Au même titre que le secteur de l'industrie, celui de l'agriculture a lui aussi connu à son tour, à la faveur de la promulgation de la loi 87/19, son très compliquée ou peu opportune opération chirurgicale qui consistait à morceler l'assiette de son foncier pour diviser et déchiqueter les autrefois grands domaines autogérés en de toutes petites exploitations agricoles individuelles et collectives (EAI et EAI).

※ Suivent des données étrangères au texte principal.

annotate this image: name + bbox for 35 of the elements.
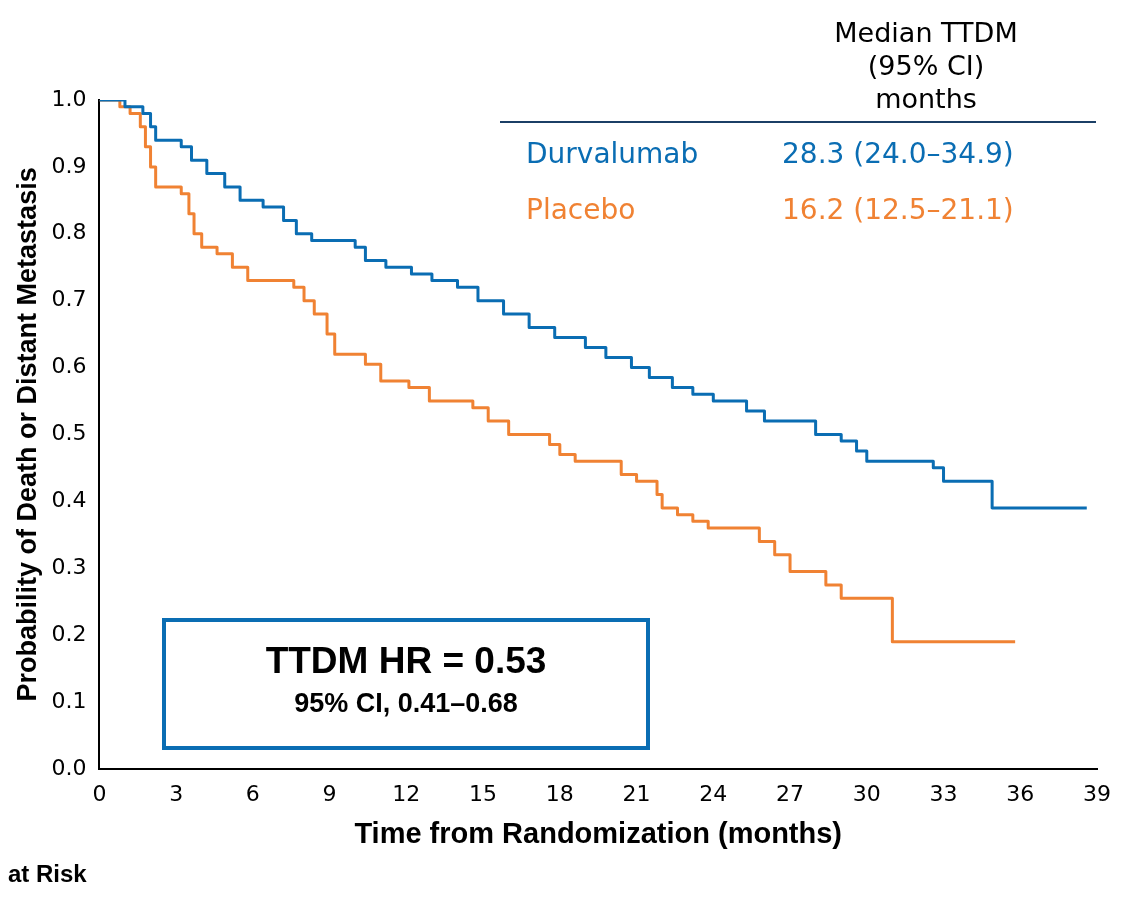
x-tick-label: 0	[92, 780, 107, 806]
x-tick-label: 33	[929, 780, 958, 806]
y-tick-label: 0.9	[51, 152, 87, 178]
x-tick-label: 3	[169, 780, 184, 806]
x-tick-label: 21	[622, 780, 651, 806]
legend-title: Median TTDM (95% CI) months	[833, 16, 1019, 115]
y-tick-label: 0.3	[51, 553, 87, 579]
x-tick-label: 36	[1006, 780, 1035, 806]
y-tick-label: 0.7	[51, 286, 87, 312]
y-tick-label: 0.8	[51, 219, 87, 245]
text: at Risk	[8, 860, 87, 888]
y-tick-label: 0.5	[51, 420, 87, 446]
x-tick-label: 39	[1083, 780, 1111, 806]
y-tick-label: 0.1	[51, 687, 87, 713]
annotation: 95% CI, 0.41–0.68	[293, 688, 519, 719]
x-tick-label: 30	[852, 780, 881, 806]
annotation: 28.3 (24.0–34.9)	[782, 137, 1014, 171]
text: Durvalumab	[525, 137, 700, 171]
annotation: 16.2 (12.5–21.1)	[782, 193, 1014, 227]
y-tick-label: 0.2	[51, 620, 87, 646]
y-axis-title: Probability of Death or Distant Metastasis	[11, 167, 42, 702]
x-tick-label: 6	[245, 780, 260, 806]
y-tick-label: 1.0	[51, 85, 87, 111]
text: Placebo	[525, 193, 637, 227]
x-tick-label: 24	[699, 780, 728, 806]
x-tick-label: 9	[322, 780, 337, 806]
x-axis-title: Time from Randomization (months)	[354, 816, 843, 849]
y-tick-label: 0.4	[51, 487, 87, 512]
x-tick-label: 27	[776, 780, 805, 806]
y-tick-label: 0.0	[51, 754, 87, 780]
x-tick-label: 12	[392, 780, 421, 806]
x-tick-label: 18	[545, 780, 574, 806]
y-tick-label: 0.6	[51, 353, 87, 379]
annotation: TTDM HR = 0.53	[264, 640, 548, 682]
x-tick-label: 15	[469, 780, 498, 806]
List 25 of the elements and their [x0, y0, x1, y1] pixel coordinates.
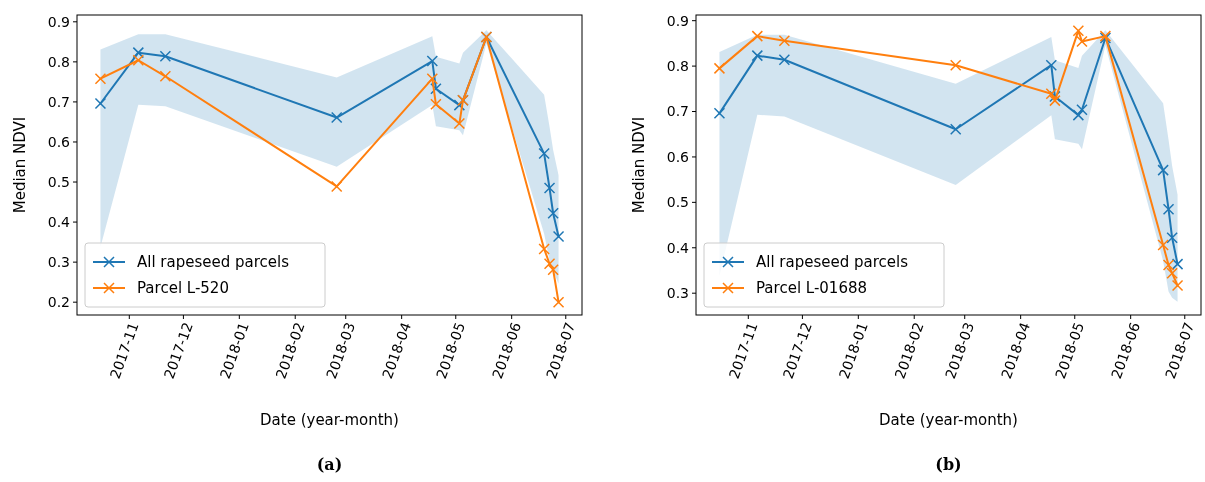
y-tick-label: 0.4	[666, 239, 690, 256]
legend-label: Parcel L-520	[137, 279, 229, 298]
y-tick-label: 0.8	[666, 58, 689, 74]
y-tick-label: 0.3	[666, 285, 689, 302]
x-axis-title: Date (year-month)	[260, 411, 399, 429]
y-tick-label: 0.4	[47, 213, 71, 230]
y-tick-label: 0.9	[666, 12, 689, 29]
y-axis-title: Median NDVI	[630, 116, 648, 214]
y-tick-label: 0.9	[47, 13, 70, 30]
y-tick-label: 0.7	[666, 103, 689, 120]
text: (b)	[935, 455, 962, 474]
legend-label: All rapeseed parcels	[137, 253, 290, 272]
y-tick-label: 0.8	[47, 53, 70, 70]
legend-label: Parcel L-01688	[756, 279, 868, 298]
legend-label: All rapeseed parcels	[756, 253, 909, 272]
y-tick-label: 0.6	[666, 148, 690, 165]
y-axis-title: Median NDVI	[11, 116, 29, 214]
y-tick-label: 0.7	[47, 93, 70, 110]
y-tick-label: 0.5	[666, 194, 689, 211]
y-tick-label: 0.2	[47, 294, 70, 311]
x-axis-title: Date (year-month)	[879, 411, 1018, 429]
y-tick-label: 0.5	[47, 173, 70, 190]
y-tick-label: 0.6	[47, 133, 71, 150]
y-tick-label: 0.3	[47, 254, 70, 271]
text: (a)	[316, 455, 343, 474]
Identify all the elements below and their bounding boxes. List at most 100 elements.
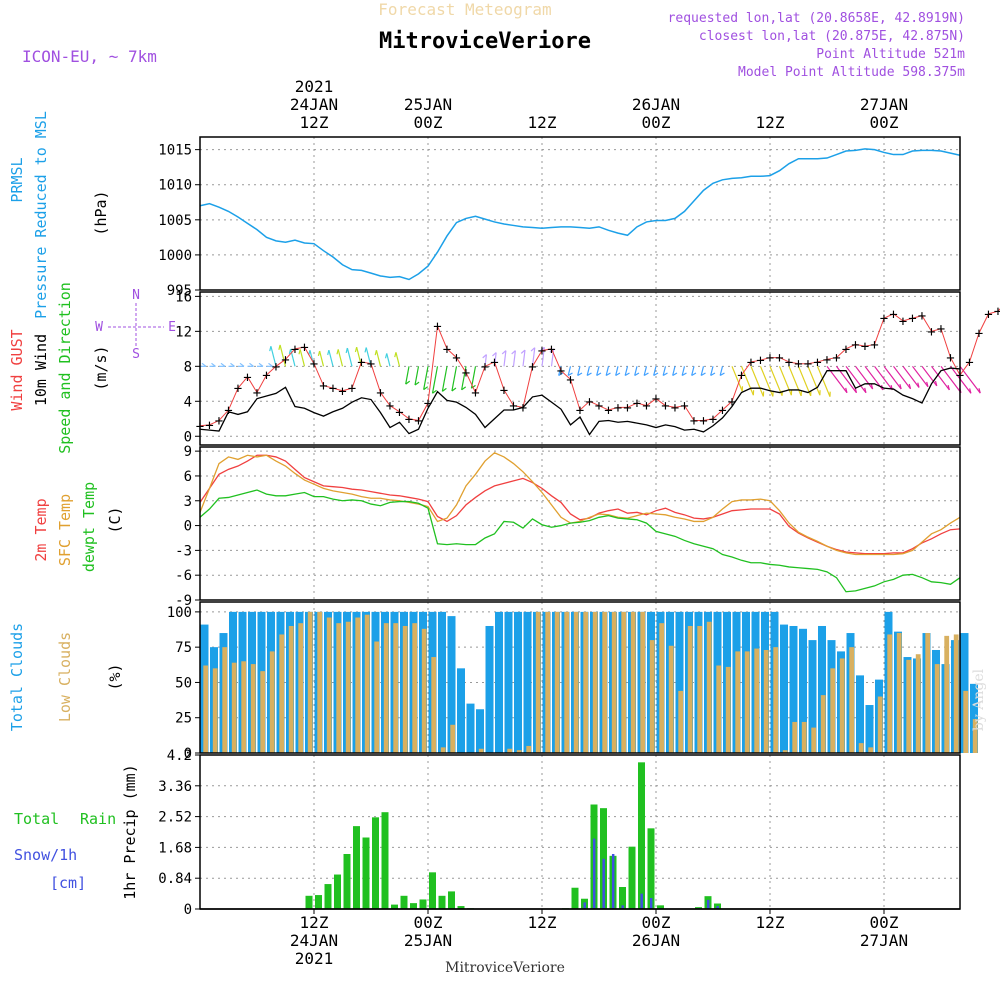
wind-gust-marker: + <box>889 307 897 323</box>
low-clouds-label: Low Clouds <box>56 632 74 722</box>
low-clouds-bar <box>317 611 323 753</box>
point-altitude: Point Altitude 521m <box>816 47 965 62</box>
wind-gust-marker: + <box>899 314 907 330</box>
wind-arrow <box>759 366 774 397</box>
wind-gust-marker: + <box>747 355 755 371</box>
panel-border <box>199 754 961 910</box>
wind-arrow-head <box>908 383 912 389</box>
wind-gust-marker: + <box>908 311 916 327</box>
y-tick-label: 1015 <box>158 143 192 159</box>
precip-snow-bar <box>706 899 710 909</box>
wind-gust-marker: + <box>538 344 546 360</box>
wind-arrow <box>375 350 382 367</box>
total-clouds-bar <box>789 625 798 753</box>
wind-arrow-head <box>624 372 630 377</box>
compass-w-label: W <box>95 320 103 335</box>
precip-total-bar <box>410 903 417 909</box>
low-clouds-bar <box>583 611 589 753</box>
low-clouds-bar <box>640 611 646 753</box>
low-clouds-bar <box>611 611 617 753</box>
total-clouds-bar <box>457 668 465 753</box>
precip-rain-label: Rain <box>80 810 116 828</box>
low-clouds-bar <box>535 611 541 753</box>
wind-gust-marker: + <box>984 307 992 323</box>
y-tick-label: 100 <box>167 605 192 621</box>
wind-arrow-head <box>345 347 348 354</box>
wind-gust-marker: + <box>718 403 726 419</box>
low-clouds-bar <box>393 623 399 753</box>
wind-arrow <box>700 366 705 376</box>
wind-arrow <box>672 366 676 376</box>
low-clouds-bar <box>203 665 209 753</box>
wind-arrow <box>461 366 467 390</box>
wind-gust-marker: + <box>557 364 565 380</box>
wind-arrow <box>577 366 581 376</box>
bottom-axis-line2: 25JAN <box>404 931 452 950</box>
wind-arrow-head <box>511 350 516 355</box>
wind-gust-marker: + <box>319 379 327 395</box>
wind-speed-dir-label: Speed and Direction <box>56 282 74 454</box>
wind-gust-marker: + <box>291 342 299 358</box>
wind-arrow <box>512 350 517 367</box>
wind-arrow-head <box>596 372 602 377</box>
wind-arrow-head <box>201 362 207 367</box>
precip-total-bar <box>438 895 446 909</box>
bottom-axis-line1: 00Z <box>414 913 443 932</box>
temp-unit-label: (C) <box>106 506 124 533</box>
wind-arrow <box>816 366 831 397</box>
wind-arrow <box>769 366 783 396</box>
clouds-unit-label: (%) <box>106 663 124 690</box>
wind-arrow-head <box>354 347 358 353</box>
precip-snow-unit-label: [cm] <box>50 874 86 892</box>
wind-arrow <box>807 366 821 396</box>
wind-arrow <box>531 347 536 367</box>
wind-gust-marker: + <box>528 359 536 375</box>
wind-gust-marker: + <box>547 342 555 358</box>
wind-gust-marker: + <box>595 399 603 415</box>
bottom-axis-line2: 26JAN <box>632 931 680 950</box>
wind-arrow-head <box>374 350 378 356</box>
low-clouds-bar <box>915 654 921 753</box>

Et pourtant Dame Nature nous a tout le temps bien gâtés et longtemps bercés par sa bénédiction au point de nous offrir à profusion le produit de sa providence ; ce que de nombreuses nations espèrent en avoir ou tout juste rêver de goûter à ce plaisir de disposer :

- D'un climat aussi favorable que le nôtre et surtout très varié qui arrive par la magie des combinaisons du Ciel à rassembler en une seule journée les quatre saisons de l'année, à travers ses nombreuses contrées et différentes régions, caractérisées essentiellement par des microclimats isolés, très distingués et très contrastés ;

- D'une luminosité supérieure à la normale (pas moins de 250 jours ensoleillés dans l'année) de sorte à favoriser l'émergence d'une poussée et naissance tout à fait naturelles mais aussi une croissance des plus hâtives, saine, proportionnée et ordonnée des plantes et végétations des produits agricoles, en sus de la garantie à la base de certaines propriétés pédologiques héritées tout naturellement de la clarté de l'univers véhiculée par ce phénomène ;

- D'une richesse exceptionnelle que traduisent ses innombrables ressources naturelles dont quelques-unes, situées au sud du pays, sont restées malheureusement à ce jour encore inexploitées ou peu valorisées, pour des considérations d'éloignement et de coût de revient jugé comme trop élevé ; sinon par la faute à une mentalité collective qui s'appuie dans son raisonnement économique sur une autosuffisance de l'exploitation des gisements de pétrole devenus alors plus rémunérateurs et plus faciles à contrôler leur gestion ;

- Une étendue de territoire géographique (le plus grand en Afrique) que constitue un foncier agricole important et très diversifié, à différentes textures de sol, afin de permettre la culture ainsi que l'émergence de toutes les démonstrations des espèces de maraîchage et d'arboriculture qui s'intègrent dans l'exploitation judicieuse de ses atouts naturels indéniables ;

- Une position géographique des plus privilégiées, reconnue comme étant vraiment stratégique, dans son rôle de vecteur important mais aussi dans son aspect de plaque tournante en matière d'échange d'expérience et de produits agricoles entre deux aussi grands continents, liant tout particulièrement les pays de la rive Nord de la Méditerranée à ceux de l'Afrique dans toute la dimension de sa profondeur géographique, à travers notamment sa « transsaharienne» en cours d'achèvement ;

- Une disponibilité presque permanente d'énergie renouvelable, solaire et éolienne, en mesure d'impulser une vraie dynamique au développement du secteur agricole, notamment au sein des zones à fort potentiel agricole dans les zones des Hauts-Plateaux et du Grand Sud du territoire national notamment.